I pull the heavy wooden door open.

Donovan stands on the stoop. He isn't wearing a suit. No silk tie. No charcoal wool. He wears dark, fitted denim jeans and a long-sleeved henley.

He holds a massive, absurdly large rectangular cardboard box under his left arm.

"A three-thousand-piece architectural model of the Empire State Building," I state, staring blankly at the box. "He is four, Donovan. He still occasionally eats crayons."

"It stimulates spatial reasoning." He steps over the threshold, easily ducking beneath the doorframe. "It’s a collaborative project."

Before he steps inside, I plant my hand flat against the center of his chest.

"Ground rules," I state firmly. "No expensive, unearned gifts after this. No paparazzi. And your mother does not come within a fifty-mile radius of my child."

The mention of Catherine drains the warmth from his expression.

"My mother is done," he says evenly. "My legal team is already quietly dismantling her access to the primary trust. It might take a while to fully untangle the assets, but she will never be allowed near you or him again. I will make sure of it."

He shifts the heavy cardboard box to his other arm, exhaling a slow, unsteady breath. He isn't preparing for a boardroom negotiation; he is facing the terrifying, uncharted territory of my living room floor.
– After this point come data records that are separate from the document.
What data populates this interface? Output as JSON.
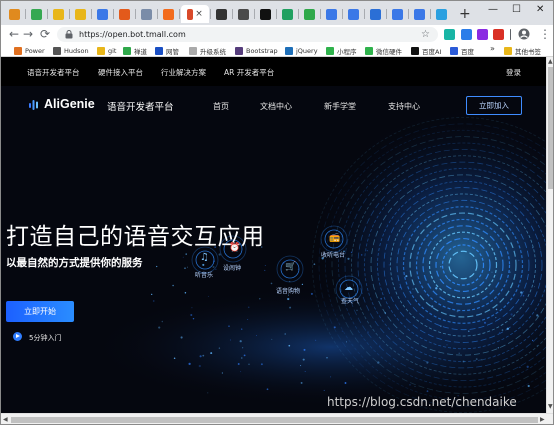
{
  "browser": {
    "tabs": [
      {
        "name": "tab-1",
        "color": "#e08a1e"
      },
      {
        "name": "tab-2",
        "color": "#36a852"
      },
      {
        "name": "tab-3",
        "color": "#e8b61a"
      },
      {
        "name": "tab-4",
        "color": "#e8b61a"
      },
      {
        "name": "tab-5",
        "color": "#3b78e7"
      },
      {
        "name": "tab-6",
        "color": "#e35a1b"
      },
      {
        "name": "tab-7",
        "color": "#7a8ca8"
      },
      {
        "name": "tab-8",
        "color": "#f26b1d"
      },
      {
        "name": "tab-active",
        "color": "#d94a2a"
      },
      {
        "name": "tab-10",
        "color": "#333333"
      },
      {
        "name": "tab-11",
        "color": "#4a4a4a"
      },
      {
        "name": "tab-12",
        "color": "#111111"
      },
      {
        "name": "tab-13",
        "color": "#20a060"
      },
      {
        "name": "tab-14",
        "color": "#2fa84a"
      },
      {
        "name": "tab-15",
        "color": "#3b78e7"
      },
      {
        "name": "tab-16",
        "color": "#3b78e7"
      },
      {
        "name": "tab-17",
        "color": "#2b6fd6"
      },
      {
        "name": "tab-18",
        "color": "#3b78e7"
      },
      {
        "name": "tab-19",
        "color": "#3b78e7"
      },
      {
        "name": "tab-20",
        "color": "#2ba0e0"
      }
    ],
    "tab_close": "×",
    "new_tab": "+",
    "window_controls": {
      "minimize": "—",
      "maximize": "☐",
      "close": "✕"
    },
    "nav": {
      "back": "←",
      "forward": "→",
      "reload": "⟳",
      "home": "⌂"
    },
    "url": "https://open.bot.tmall.com",
    "bookmark_star": "☆",
    "menu_dots": "⋮",
    "extensions": [
      {
        "name": "extension-1",
        "color": "#19b5a5"
      },
      {
        "name": "extension-2",
        "color": "#2b7de9"
      },
      {
        "name": "extension-3",
        "color": "#8a2be2"
      },
      {
        "name": "extension-4",
        "color": "#d93025"
      },
      {
        "name": "extension-5",
        "color": "#5f6368"
      }
    ],
    "bookmarks": [
      {
        "label": "Power",
        "color": "#e07020"
      },
      {
        "label": "Hudson",
        "color": "#555555"
      },
      {
        "label": "git",
        "color": "#e8b61a"
      },
      {
        "label": "禅道",
        "color": "#2fa84a"
      },
      {
        "label": "网管",
        "color": "#1a4fc4"
      },
      {
        "label": "升级系统",
        "color": "#aaaaaa"
      },
      {
        "label": "Bootstrap",
        "color": "#563d7c"
      },
      {
        "label": "jQuery",
        "color": "#1e6fb8"
      },
      {
        "label": "小程序",
        "color": "#2fb24c"
      },
      {
        "label": "微信硬件",
        "color": "#2fb24c"
      },
      {
        "label": "百度AI",
        "color": "#111111"
      },
      {
        "label": "百度",
        "color": "#2b5bd8"
      }
    ],
    "bookmarks_more": "»",
    "bookmarks_other": "其他书签"
  },
  "page": {
    "top_nav": [
      "语音开发者平台",
      "硬件接入平台",
      "行业解决方案",
      "AR 开发者平台"
    ],
    "login": "登录",
    "logo_text": "AliGenie",
    "logo_subtitle": "语音开发者平台",
    "main_nav": [
      "首页",
      "文档中心",
      "新手学堂",
      "支持中心"
    ],
    "join_button": "立即加入",
    "hero_title": "打造自己的语音交互应用",
    "hero_subtitle": "以最自然的方式提供你的服务",
    "start_button": "立即开始",
    "intro_link": "5分钟入门",
    "nodes": [
      {
        "label": "听音乐",
        "icon": "♫"
      },
      {
        "label": "设闹钟",
        "icon": "⏰"
      },
      {
        "label": "语音购物",
        "icon": "🛒"
      },
      {
        "label": "收听电台",
        "icon": "📻"
      },
      {
        "label": "查天气",
        "icon": "☁"
      }
    ]
  },
  "watermark": "https://blog.csdn.net/chendaike",
  "scroll": {
    "up": "▲",
    "down": "▼",
    "left": "◀",
    "right": "▶"
  }
}
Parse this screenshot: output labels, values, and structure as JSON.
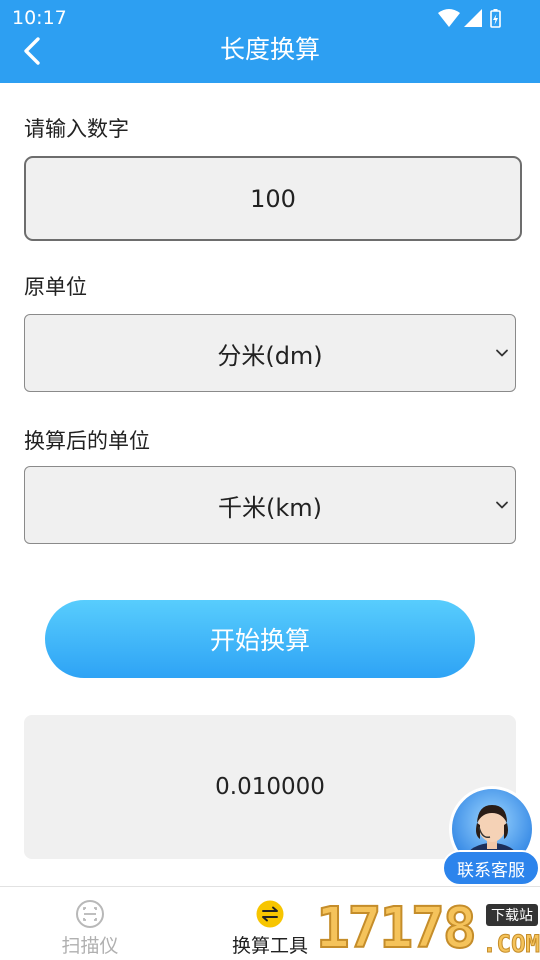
{
  "status_bar": {
    "time": "10:17"
  },
  "header": {
    "title": "长度换算"
  },
  "form": {
    "number_label": "请输入数字",
    "number_value": "100",
    "from_unit_label": "原单位",
    "from_unit_value": "分米(dm)",
    "to_unit_label": "换算后的单位",
    "to_unit_value": "千米(km)",
    "convert_button": "开始换算",
    "result": "0.010000"
  },
  "customer_service": {
    "label": "联系客服"
  },
  "bottom_nav": {
    "items": [
      {
        "label": "扫描仪",
        "icon": "scan-icon",
        "active": false
      },
      {
        "label": "换算工具",
        "icon": "convert-icon",
        "active": true
      }
    ]
  },
  "watermark": {
    "digits": "17178",
    "tag": "下载站",
    "suffix": ".COM"
  },
  "colors": {
    "header_bg": "#2d9ff2",
    "button_gradient_top": "#58cdfd",
    "button_gradient_bottom": "#2ea3f5",
    "field_bg": "#f0f0f0",
    "active_icon": "#f7c500"
  }
}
Two hours later, Donovan is sitting cross-legged on my rug.

Derick sits close to his side, captivated. The initial shyness faded the second Donovan dumped the thousands of tiny plastic bricks onto the floor.
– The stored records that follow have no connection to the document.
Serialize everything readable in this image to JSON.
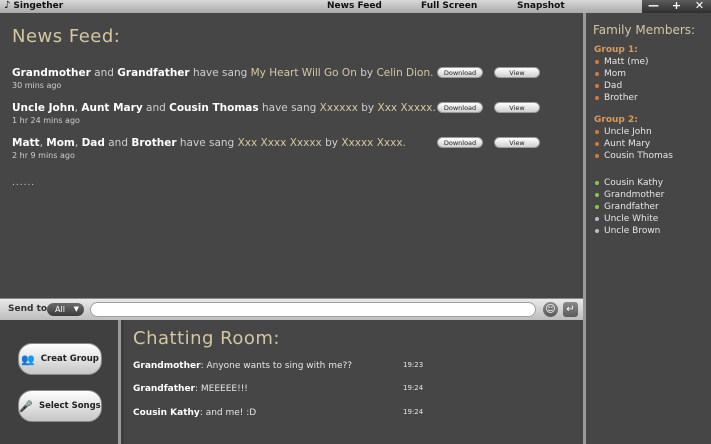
{
  "app": {
    "title": "Singether",
    "icon": "music-note-icon"
  },
  "menu": [
    {
      "label": "News Feed"
    },
    {
      "label": "Full Screen"
    },
    {
      "label": "Snapshot"
    }
  ],
  "window_controls": {
    "minimize": "—",
    "maximize": "+",
    "close": "✕"
  },
  "news_feed": {
    "title": "News Feed:",
    "items": [
      {
        "actors": [
          "Grandmother",
          "and",
          "Grandfather"
        ],
        "verb": "have sang",
        "song": "My Heart Will Go On",
        "by": "by",
        "artist": "Celin Dion.",
        "time": "30 mins ago",
        "download_label": "Download",
        "view_label": "View"
      },
      {
        "actors": [
          "Uncle John",
          ",",
          "Aunt Mary",
          "and",
          "Cousin Thomas"
        ],
        "verb": "have sang",
        "song": "Xxxxxx",
        "by": "by",
        "artist": "Xxx Xxxxx.",
        "time": "1 hr 24 mins ago",
        "download_label": "Download",
        "view_label": "View"
      },
      {
        "actors": [
          "Matt",
          ",",
          "Mom",
          ",",
          "Dad",
          "and",
          "Brother"
        ],
        "verb": "have sang",
        "song": "Xxx Xxxx Xxxxx",
        "by": "by",
        "artist": "Xxxxx Xxxx.",
        "time": "2 hr 9 mins ago",
        "download_label": "Download",
        "view_label": "View"
      }
    ],
    "more": "......"
  },
  "send_bar": {
    "label": "Send to",
    "selected": "All",
    "input_value": "",
    "emoji_icon": "smiley-icon",
    "enter_icon": "enter-icon"
  },
  "left_panel": {
    "create_group": "Creat Group",
    "select_songs": "Select Songs"
  },
  "chat_room": {
    "title": "Chatting Room:",
    "messages": [
      {
        "user": "Grandmother",
        "text": ": Anyone wants to sing with me??",
        "time": "19:23"
      },
      {
        "user": "Grandfather",
        "text": ": MEEEEE!!!",
        "time": "19:24"
      },
      {
        "user": "Cousin Kathy",
        "text": ": and me! :D",
        "time": "19:24"
      }
    ]
  },
  "family": {
    "title": "Family Members:",
    "group1": {
      "label": "Group 1:",
      "members": [
        "Matt (me)",
        "Mom",
        "Dad",
        "Brother"
      ]
    },
    "group2": {
      "label": "Group 2:",
      "members": [
        "Uncle John",
        "Aunt Mary",
        "Cousin Thomas"
      ]
    },
    "others": [
      {
        "name": "Cousin Kathy",
        "status": "online"
      },
      {
        "name": "Grandmother",
        "status": "online"
      },
      {
        "name": "Grandfather",
        "status": "online"
      },
      {
        "name": "Uncle White",
        "status": "offline"
      },
      {
        "name": "Uncle Brown",
        "status": "offline"
      }
    ]
  },
  "colors": {
    "accent": "#d5c6a2",
    "group_label": "#d89a5a",
    "online": "#8bc34a",
    "offline": "#bdbdbd",
    "group_member": "#d8773a"
  }
}
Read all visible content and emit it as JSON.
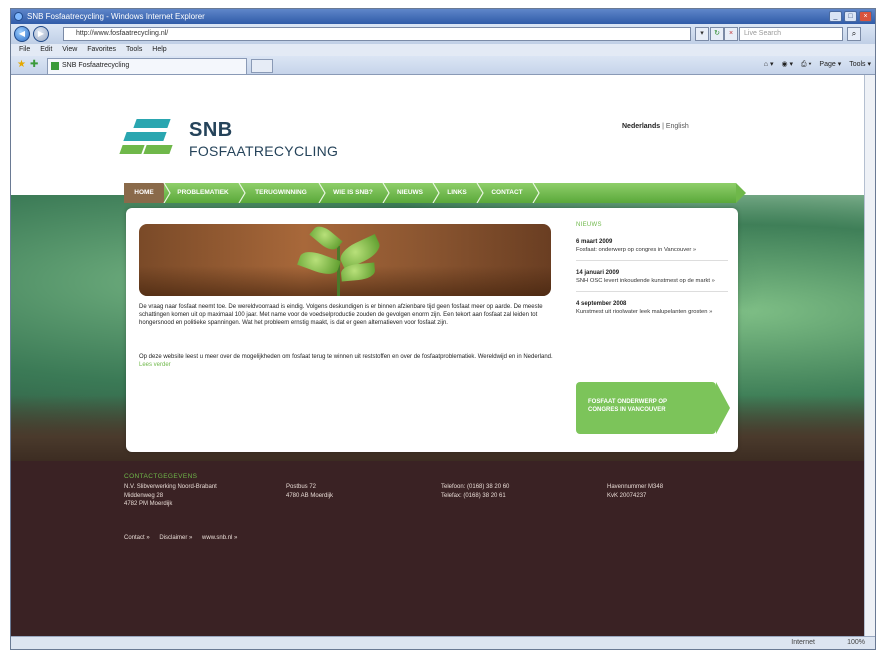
{
  "browser": {
    "window_title": "SNB Fosfaatrecycling - Windows Internet Explorer",
    "address": "http://www.fosfaatrecycling.nl/",
    "search_placeholder": "Live Search",
    "menu": [
      "File",
      "Edit",
      "View",
      "Favorites",
      "Tools",
      "Help"
    ],
    "tab_title": "SNB Fosfaatrecycling",
    "commands": [
      "Page ▾",
      "Tools ▾"
    ],
    "status_zone": "Internet",
    "status_zoom": "100%"
  },
  "site": {
    "logo_main": "SNB",
    "logo_sub": "FOSFAATRECYCLING",
    "lang_active": "Nederlands",
    "lang_sep": " | ",
    "lang_other": "English",
    "nav": [
      "HOME",
      "PROBLEMATIEK",
      "TERUGWINNING",
      "WIE IS SNB?",
      "NIEUWS",
      "LINKS",
      "CONTACT"
    ],
    "intro_p1": "De vraag naar fosfaat neemt toe. De wereldvoorraad is eindig. Volgens deskundigen is er binnen afzienbare tijd geen fosfaat meer op aarde. De meeste schattingen komen uit op maximaal 100 jaar. Met name voor de voedselproductie zouden de gevolgen enorm zijn. Een tekort aan fosfaat zal leiden tot hongersnood en politieke spanningen. Wat het probleem ernstig maakt, is dat er geen alternatieven voor fosfaat zijn.",
    "intro_p2": "Op deze website leest u meer over de mogelijkheden om fosfaat terug te winnen uit reststoffen en over de fosfaatproblematiek. Wereldwijd en in Nederland.",
    "read_more": "Lees verder",
    "news_heading": "NIEUWS",
    "news": [
      {
        "date": "6 maart 2009",
        "text": "Fosfaat: onderwerp op congres in Vancouver »"
      },
      {
        "date": "14 januari 2009",
        "text": "SNH OSC levert inkoudende kunstmest op de markt »"
      },
      {
        "date": "4 september 2008",
        "text": "Kunstmest uit rioolwater leek malupelanten grosten »"
      }
    ],
    "promo": "FOSFAAT ONDERWERP OP CONGRES IN VANCOUVER",
    "footer_heading": "CONTACTGEGEVENS",
    "footer_cols": [
      [
        "N.V. Slibverwerking Noord-Brabant",
        "Middenweg 28",
        "4782 PM Moerdijk"
      ],
      [
        "Postbus 72",
        "4780 AB Moerdijk"
      ],
      [
        "Telefoon: (0168) 38 20 60",
        "Telefax: (0168) 38 20 61"
      ],
      [
        "Havennummer M348",
        "KvK 20074237"
      ]
    ],
    "footer_links": [
      "Contact »",
      "Disclaimer »",
      "www.snb.nl »"
    ]
  },
  "colors": {
    "brand_green": "#6fb84a",
    "brand_navy": "#25435a",
    "footer": "#3a2224",
    "home_tab": "#8a6a4a"
  }
}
I lean against the doorframe of the kitchen, clutching a mug of black coffee.

Donovan organizes the plastic pieces by size and color gradient, handing small bricks to Derick with undivided attention.

"We need a wider base here," Donovan says softly. He guides Derick's small hand, clicking a gray piece into place. "Precision is everything."

Derick looks up, the striking green eyes meeting the exact pair looking back at him. "Like a real building?"

" like a real building." Donovan smiles. It is a small, tender expression that transforms his usually guarded face.

My throat tightens. A sharp ache swells in my chest. The affection I buried under five years of survival sparks into a warm, terrifying fire. I grip the ceramic handle of my mug, helpless to stop the freefall. I am falling for him all over again.

The loud clack of the front deadbolt unlocking disrupts the quiet.

Heavy work boots thud into the foyer.

Hector stops dead in the archway of the living room. He wears a faded mechanic's jacket, a heavy cardboard box of floral supplies balanced on his hip. His dark eyes scan the chaotic spread of Legos, landing directly on Donovan.

"What the hell is this?" Hector asks, his posture instantly stiffening.

Donovan goes still. He does not stand, but his shoulders tense, instantly on guard.

I set my coffee mug on the nearest end table with a sharp clink. I grab Hector by the sleeve of his jacket, hauling his massive frame backward into the kitchen, out of Derick's earshot.

"I know what you’re going to say. He is his father," I whisper fiercely, pushing Hector against the stainless-steel refrigerator. "He knows the truth. Catherine lied to him."

"I don't care if she forged the damn Magna Carta." Hector leans down, speaking in a harsh whisper. "He is a Swanson. They take what they want. He is playing house today, Elisa. Tomorrow he brings the corporate lawyers."

A heavy footstep sounds against the kitchen tile.

Donovan steps into the kitchen doorway. His expression settles into harsh, unyielding lines.

"I am not my mother, Hector," Donovan says, his tone leaving no room for debate. "I am not playing a game. I am not going anywhere."

Hector squares his shoulders, ready to argue, but the shrill ring of a cell phone interrupts.

My phone vibrates aggressively against the quartz countertop.

The bright digital screen lights up. The caller ID flashes a private Manhattan number.

I pick up the device, swiping the green icon, bringing the phone to my ear.

"Ms. Fleming."

The aristocratic, icy cadence drips directly into my ear, venomous and perfectly polished. A snake uncoiling on the other end of the line.

Catherine Swanson.

"Your latest revisions for the gala are unacceptable," the matriarch states, the lie wrapped perfectly in silk. "I am conducting a mandatory site audit of your Brooklyn facility. First thing Monday morning. Ensure your team is prepared for a complete audit."